Question

The maximum number of linearly independent eigenvectors of the matrix
\(\begin{pmatrix} 1 & 1 & 0 & 0 \\ 2 & 2 & 0 & 0 \\ 0 & 0 & 3 & 0 \\ 0 & 0 & 1 & 3 \\ \end{pmatrix}\)
is equal to _________.

Answer 1

Correct Answer: 3

To determine the maximum number of linearly independent eigenvectors of the given matrix, we need to find its eigenvalues and their respective multiplicities. Consider the matrix:
\(\begin{pmatrix} 1 & 1 & 0 & 0 \\ 2 & 2 & 0 & 0 \\ 0 & 0 & 3 & 0 \\ 0 & 0 & 1 & 3 \\ \end{pmatrix}\).

The characteristic polynomial is computed as \(\det(A-\lambda I)\).
For the matrix, \(\lambda I = \begin{pmatrix} \lambda & 0 & 0 & 0 \\ 0 & \lambda & 0 & 0 \\ 0 & 0 & \lambda & 0 \\ 0 & 0 & 0 & \lambda \end{pmatrix}\),
so \(A - \lambda I = \begin{pmatrix} 1-\lambda & 1 & 0 & 0 \\ 2 & 2-\lambda & 0 & 0 \\ 0 & 0 & 3-\lambda & 0 \\ 0 & 0 & 1 & 3-\lambda \end{pmatrix}\).

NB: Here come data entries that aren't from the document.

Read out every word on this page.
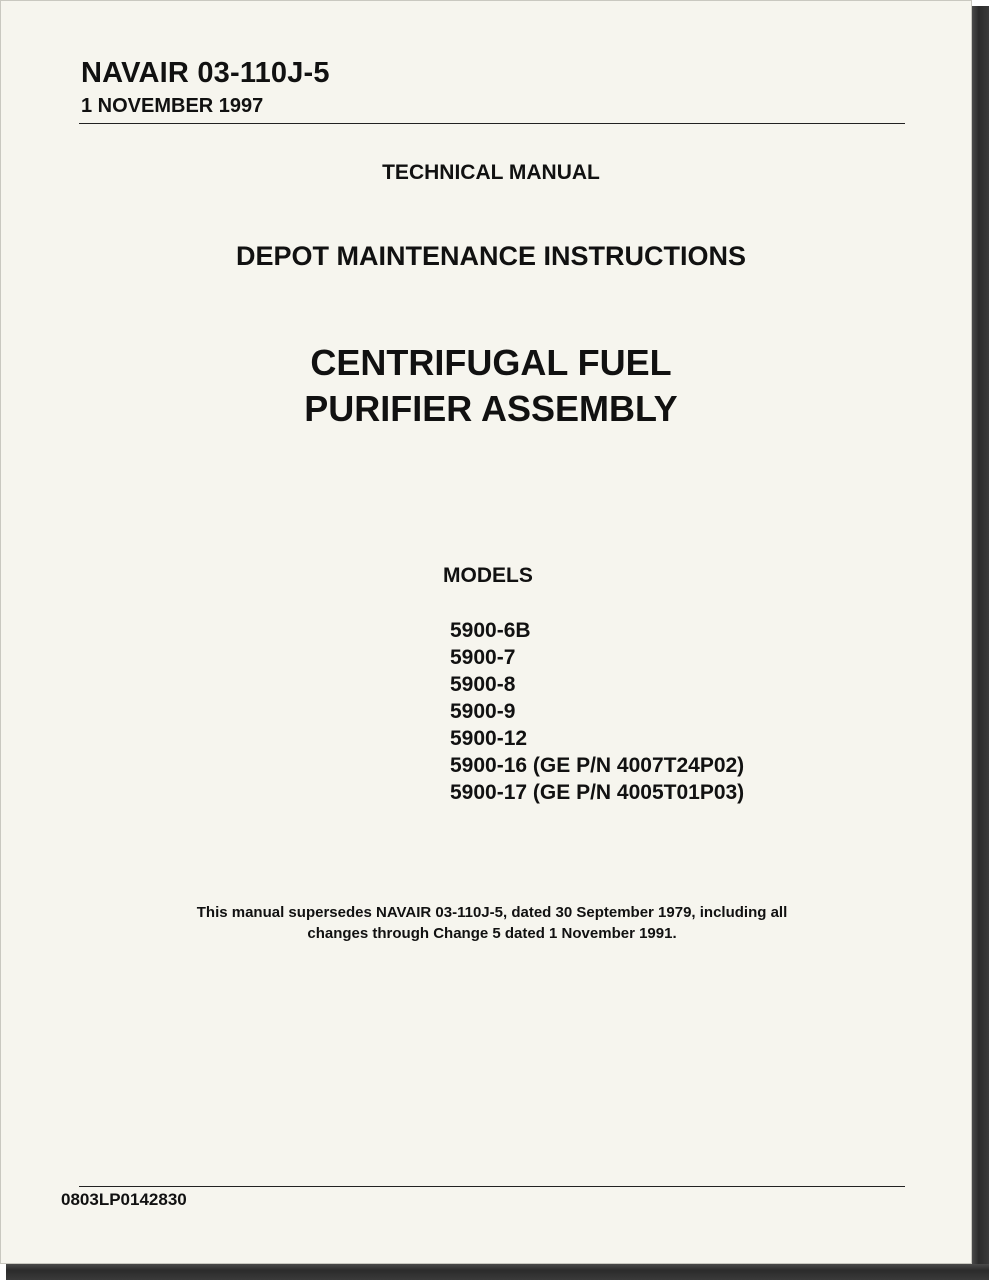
NAVAIR 03-110J-5

1 NOVEMBER 1997

TECHNICAL MANUAL

DEPOT MAINTENANCE INSTRUCTIONS

CENTRIFUGAL FUEL

PURIFIER ASSEMBLY

MODELS

5900-6B
5900-7
5900-8
5900-9
5900-12
5900-16 (GE P/N 4007T24P02)
5900-17 (GE P/N 4005T01P03)
This manual supersedes NAVAIR 03-110J-5, dated 30 September 1979, including all
changes through Change 5 dated 1 November 1991.

0803LP0142830
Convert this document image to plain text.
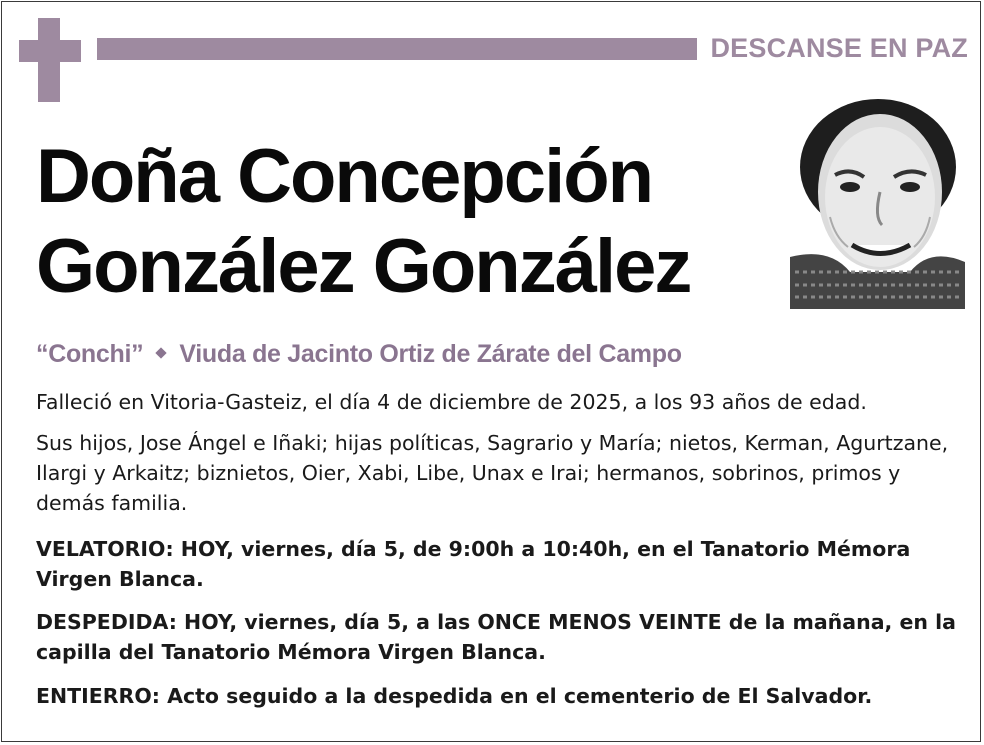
DESCANSE EN PAZ
Doña Concepción
González González
“Conchi” Viuda de Jacinto Ortiz de Zárate del Campo
Falleció en Vitoria-Gasteiz, el día 4 de diciembre de 2025, a los 93 años de edad.
Sus hijos, Jose Ángel e Iñaki; hijas políticas, Sagrario y María; nietos, Kerman, Agurtzane, Ilargi y Arkaitz; biznietos, Oier, Xabi, Libe, Unax e Irai; hermanos, sobrinos, primos y demás familia.
VELATORIO: HOY, viernes, día 5, de 9:00h a 10:40h, en el Tanatorio Mémora Virgen Blanca.
DESPEDIDA: HOY, viernes, día 5, a las ONCE MENOS VEINTE de la mañana, en la capilla del Tanatorio Mémora Virgen Blanca.
ENTIERRO: Acto seguido a la despedida en el cementerio de El Salvador.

Calculating the determinant, we get:
\(\det(A-\lambda I) = ((1-\lambda)(2-\lambda) - 2) \cdot ((3-\lambda)^2) = 0\).
Thus, \((\lambda^2 - 3\lambda) \cdot ((3-\lambda)^2) = 0\).
The roots (eigenvalues) are \(\lambda = 0\) with algebraic multiplicity 1 and \(\lambda = 3\) with algebraic multiplicity 3.

The geometric multiplicity is determined by finding nullity of \((A-\lambda I)\) for each eigenvalue.
For \(\lambda = 0\), we solve \(A - 0 \cdot I\), yielding a nullity of 1.
For \(\lambda = 3\), solve \(A - 3I\) with resulting:
\(\begin{pmatrix} -2 & 1 & 0 & 0 \\ 2 & -1 & 0 & 0 \\ 0 & 0 & 0 & 0 \\ 0 & 0 & 1 & 0 \end{pmatrix}\), giving nullity 2.

Thus, the maximum number of linearly independent eigenvectors is the sum of geometric multiplicities: \(1 + 2 = 3\).

This value lies within the given range [3,3]. Hence, the solution is consistent and correct: 3.